Мы переглянулись с Сеней. Он как бы говорил мне: нашла себе коллегу, в смысле насчёт карт. А я думала: зачем дохля говорит о картах? Что она этим хочет сказать? Колода-то, которую я привезла, пропала…
– Надо отпустить ситуацию с ремонтом… - соседка стала втирать полный бред.
– Меня Катя зовут, а вас?
– А Зина не сообщала?
– Сказала. Я забыла. Редкое имя.
– Мальвина, - я решила ответить. Неужели внук Зины не говорил, как меня зовут? Уж про кого-кого, а про моё имя все всем рассказывают, как о диковинке. Катя попросила мой номер телефона. И тут же, не отходя от двери, стала мне звонить. И не ушла, пока не услышала мой сигнал.
– Сень! Вообще я понять не могу, что тут происходит, - возмутилась я, захлопнув наконец-то дверь. – Зачем она проверяла, верный ли я ей дала номер?
– Тоже обратил внимание. Хотя… все же так обмениваются.
– А зачем за швабру она меня так благодарила?
– Ну вежливый воспитанный человек. – Сеня был ироничен.
– Да ладно вежливый.
– Ну, наверное, испугалась, что ты и её выкинешь, как швабру.
– Зря всё же ты всё выкинул.
– Она сказала, ты сказала – я выкинул. На балконе и швабр и веников целый батальон. Откуда?
– От жильцов.
– По ходу они все были фанатами уборки, просто ярыми фанатами. А та швабра была страх, а не швабра. Ей лет сто. Толстая палка круглая и с меня ростом. Внизу маленький шпендик – ни одна половозрелая тряпка нормально не намотается…
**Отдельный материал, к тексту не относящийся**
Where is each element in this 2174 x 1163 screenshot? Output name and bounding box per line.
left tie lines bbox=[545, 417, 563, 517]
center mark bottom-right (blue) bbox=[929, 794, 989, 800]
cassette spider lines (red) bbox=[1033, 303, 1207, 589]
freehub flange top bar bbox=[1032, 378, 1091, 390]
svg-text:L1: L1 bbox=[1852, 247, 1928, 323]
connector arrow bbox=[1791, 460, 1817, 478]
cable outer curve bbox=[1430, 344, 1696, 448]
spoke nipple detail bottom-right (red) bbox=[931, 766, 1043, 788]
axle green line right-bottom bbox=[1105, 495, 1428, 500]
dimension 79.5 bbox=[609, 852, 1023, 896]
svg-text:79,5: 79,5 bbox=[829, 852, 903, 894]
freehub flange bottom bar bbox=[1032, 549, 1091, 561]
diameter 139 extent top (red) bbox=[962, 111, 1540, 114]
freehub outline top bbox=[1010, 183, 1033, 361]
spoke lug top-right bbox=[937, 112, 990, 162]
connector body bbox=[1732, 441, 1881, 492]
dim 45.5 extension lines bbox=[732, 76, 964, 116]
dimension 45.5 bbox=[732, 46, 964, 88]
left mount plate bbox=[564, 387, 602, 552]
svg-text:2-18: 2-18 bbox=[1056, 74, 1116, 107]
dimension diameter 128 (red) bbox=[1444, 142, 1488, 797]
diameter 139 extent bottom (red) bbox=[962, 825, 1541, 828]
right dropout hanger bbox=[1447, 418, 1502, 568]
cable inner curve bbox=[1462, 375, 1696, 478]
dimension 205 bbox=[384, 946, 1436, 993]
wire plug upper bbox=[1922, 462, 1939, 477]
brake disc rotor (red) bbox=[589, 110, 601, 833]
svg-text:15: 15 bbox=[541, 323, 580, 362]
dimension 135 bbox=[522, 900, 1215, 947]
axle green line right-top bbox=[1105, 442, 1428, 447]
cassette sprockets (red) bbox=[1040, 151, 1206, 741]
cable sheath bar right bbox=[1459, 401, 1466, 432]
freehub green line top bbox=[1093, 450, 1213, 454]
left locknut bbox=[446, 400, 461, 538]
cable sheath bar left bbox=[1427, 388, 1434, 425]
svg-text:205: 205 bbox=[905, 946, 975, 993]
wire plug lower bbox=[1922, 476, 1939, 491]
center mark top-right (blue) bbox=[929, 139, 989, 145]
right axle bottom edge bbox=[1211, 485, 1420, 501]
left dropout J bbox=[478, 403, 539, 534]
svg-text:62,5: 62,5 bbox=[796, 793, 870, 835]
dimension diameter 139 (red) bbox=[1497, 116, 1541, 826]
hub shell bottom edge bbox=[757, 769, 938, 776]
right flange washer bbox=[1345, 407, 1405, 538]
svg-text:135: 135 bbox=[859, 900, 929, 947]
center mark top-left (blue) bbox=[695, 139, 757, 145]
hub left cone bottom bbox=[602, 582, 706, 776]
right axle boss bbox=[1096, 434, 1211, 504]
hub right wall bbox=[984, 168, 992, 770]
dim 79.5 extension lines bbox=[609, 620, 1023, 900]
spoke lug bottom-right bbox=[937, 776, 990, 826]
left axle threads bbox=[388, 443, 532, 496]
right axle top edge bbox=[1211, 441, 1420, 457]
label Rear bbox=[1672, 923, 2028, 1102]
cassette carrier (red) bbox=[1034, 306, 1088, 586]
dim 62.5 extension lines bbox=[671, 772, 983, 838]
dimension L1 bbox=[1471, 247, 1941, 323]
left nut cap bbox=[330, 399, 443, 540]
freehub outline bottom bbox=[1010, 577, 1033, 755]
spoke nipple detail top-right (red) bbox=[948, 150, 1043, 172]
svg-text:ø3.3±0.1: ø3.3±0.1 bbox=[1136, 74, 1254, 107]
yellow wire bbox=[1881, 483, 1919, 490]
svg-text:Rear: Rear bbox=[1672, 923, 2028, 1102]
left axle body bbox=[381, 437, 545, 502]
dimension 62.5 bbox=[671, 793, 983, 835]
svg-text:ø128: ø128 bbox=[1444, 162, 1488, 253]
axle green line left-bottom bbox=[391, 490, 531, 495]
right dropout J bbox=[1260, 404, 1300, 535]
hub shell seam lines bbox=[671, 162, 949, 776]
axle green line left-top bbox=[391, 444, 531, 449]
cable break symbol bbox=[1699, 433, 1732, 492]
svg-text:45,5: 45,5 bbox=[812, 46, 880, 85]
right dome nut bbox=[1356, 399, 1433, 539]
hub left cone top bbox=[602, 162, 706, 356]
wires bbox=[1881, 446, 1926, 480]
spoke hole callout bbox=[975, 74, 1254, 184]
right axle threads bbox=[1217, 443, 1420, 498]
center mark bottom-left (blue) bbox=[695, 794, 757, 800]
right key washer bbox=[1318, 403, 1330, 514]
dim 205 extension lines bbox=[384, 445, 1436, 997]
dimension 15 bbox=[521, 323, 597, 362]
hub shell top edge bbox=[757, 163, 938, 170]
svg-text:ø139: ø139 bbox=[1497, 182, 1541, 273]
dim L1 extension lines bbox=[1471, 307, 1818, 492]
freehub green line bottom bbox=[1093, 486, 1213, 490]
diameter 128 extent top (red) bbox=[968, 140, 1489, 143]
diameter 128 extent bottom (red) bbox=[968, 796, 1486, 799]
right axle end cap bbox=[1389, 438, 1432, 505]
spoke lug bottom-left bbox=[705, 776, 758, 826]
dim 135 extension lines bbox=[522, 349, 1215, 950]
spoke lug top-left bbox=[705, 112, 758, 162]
– Сень! Мне всё равно. Она врёт. У Зины никогда не стояла в том углу швабра.
– Да понял я.
– Сеня закрыл дверь на балконе и вошёл в комнату. В руке у него были и швабры, и веник, и совок. Сказал негромко:
– Что-то, Мальвин, мне в ней очень не понравилась. Где мне байк оставлять-то?
– Да встаскивай его в прихожую. Если она снова будет звонить, я не открою.
– Она всё равно не отвяжется, вот увидишь, – сказал серьёзно Арсентий. – Долбанутая соседка.– Сеня подошёл к окну и пощипал лист липы.
Сеня ходил с кухни на балкон.
– У вас что? Квартиры зеркальные по планировке?
– Да. У них окна на бульвар, у меня на двор, то есть липовый лес. А что?
– Ничего. Просто спросил. Хорошая квартира.
– Раньше мне тоже так казалось.
– Почему раньше?
– Темно как-то по утрам. И… ну в общем, я ещё не привыкла, обживаюсь.
Сеня всё отщипывал липовые листочки:
– Реально у тебя как у нас на даче, как в лесу. А что там за два мужика всё прогуливаются?